Silence, We're Rolling (سكوت .. حنصور, Silence... on tourne, also spelled Silence... We're Rolling) is a 2001 musical comedy film written and directed by Youssef Chahine. A co-production between Egypt and France, it premiered at the 58th Venice International Film Festival.

== Cast ==
- Latifa as Malak
- Ahmed Bedir as Alphi
- Ahmed Wafik as Lamei
- Magda El-Khatib as Grand-mère
- Zaki Abdel Wahab as Ezz Eldine
- Ahmed Mehrez as Abbas
- Ruby as Paula
- Mostafa Shaaban as Nasser

==Production==
The film was produced by MISR Intl Films, Ognon Pictures, Havas Image and France 2 Cinéma. The film's production proved to be difficult, as Chahine faced several health issues during the shootings.

==Release==
The film had its world premiere out of competition at the 58th edition of the Venice Film Festival.

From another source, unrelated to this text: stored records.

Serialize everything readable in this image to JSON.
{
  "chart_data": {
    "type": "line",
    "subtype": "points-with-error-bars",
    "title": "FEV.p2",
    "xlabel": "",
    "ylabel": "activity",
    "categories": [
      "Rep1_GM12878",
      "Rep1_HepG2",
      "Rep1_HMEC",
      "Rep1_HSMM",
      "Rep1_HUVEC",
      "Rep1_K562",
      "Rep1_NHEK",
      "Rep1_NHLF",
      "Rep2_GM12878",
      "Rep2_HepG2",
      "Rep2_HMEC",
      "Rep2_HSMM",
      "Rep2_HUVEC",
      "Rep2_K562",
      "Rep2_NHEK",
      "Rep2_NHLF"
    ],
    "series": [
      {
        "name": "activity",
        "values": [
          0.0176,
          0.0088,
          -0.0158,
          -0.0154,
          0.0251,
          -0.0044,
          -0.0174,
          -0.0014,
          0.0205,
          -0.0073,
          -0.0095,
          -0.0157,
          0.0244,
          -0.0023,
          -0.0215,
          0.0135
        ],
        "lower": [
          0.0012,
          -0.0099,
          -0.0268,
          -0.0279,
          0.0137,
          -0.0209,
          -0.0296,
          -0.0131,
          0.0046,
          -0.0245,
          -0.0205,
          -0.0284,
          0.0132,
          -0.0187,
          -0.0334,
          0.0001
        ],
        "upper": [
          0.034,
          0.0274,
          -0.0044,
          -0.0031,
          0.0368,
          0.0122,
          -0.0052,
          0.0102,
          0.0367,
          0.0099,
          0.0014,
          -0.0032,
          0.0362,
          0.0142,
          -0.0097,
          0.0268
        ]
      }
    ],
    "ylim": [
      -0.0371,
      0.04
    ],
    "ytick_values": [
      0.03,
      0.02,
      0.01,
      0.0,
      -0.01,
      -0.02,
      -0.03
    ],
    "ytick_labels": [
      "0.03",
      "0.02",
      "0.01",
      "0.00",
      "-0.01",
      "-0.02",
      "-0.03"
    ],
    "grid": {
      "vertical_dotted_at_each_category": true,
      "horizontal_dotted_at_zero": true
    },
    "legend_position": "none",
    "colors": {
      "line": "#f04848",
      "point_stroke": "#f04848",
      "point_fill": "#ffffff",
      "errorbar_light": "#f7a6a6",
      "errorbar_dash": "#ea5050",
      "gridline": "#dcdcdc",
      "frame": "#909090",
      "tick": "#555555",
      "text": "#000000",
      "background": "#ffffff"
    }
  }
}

It was also screened at the New York Film Festival and at the Marrakech International Film Festival.

==Reception==
Varietys critic Deborah Young described the film as "an enjoyable introduction to authentic Egyptian cinema [...] shot with irony and intelligence".
Peter Bradshaw from The Guardian praised it, writing "It's impossible not to be carried along by the hellzapoppin' high spirits of Chahine's movie", in which "the beating heart of show business pulses gloriously". Ed Gonzalez from Slant Magazine called it "a rollicking paean to the Hollywood and Bollywood musicals of yesteryear", and "an eye-popping, almost Sturgesian celebration of art imitating life, and vice versa."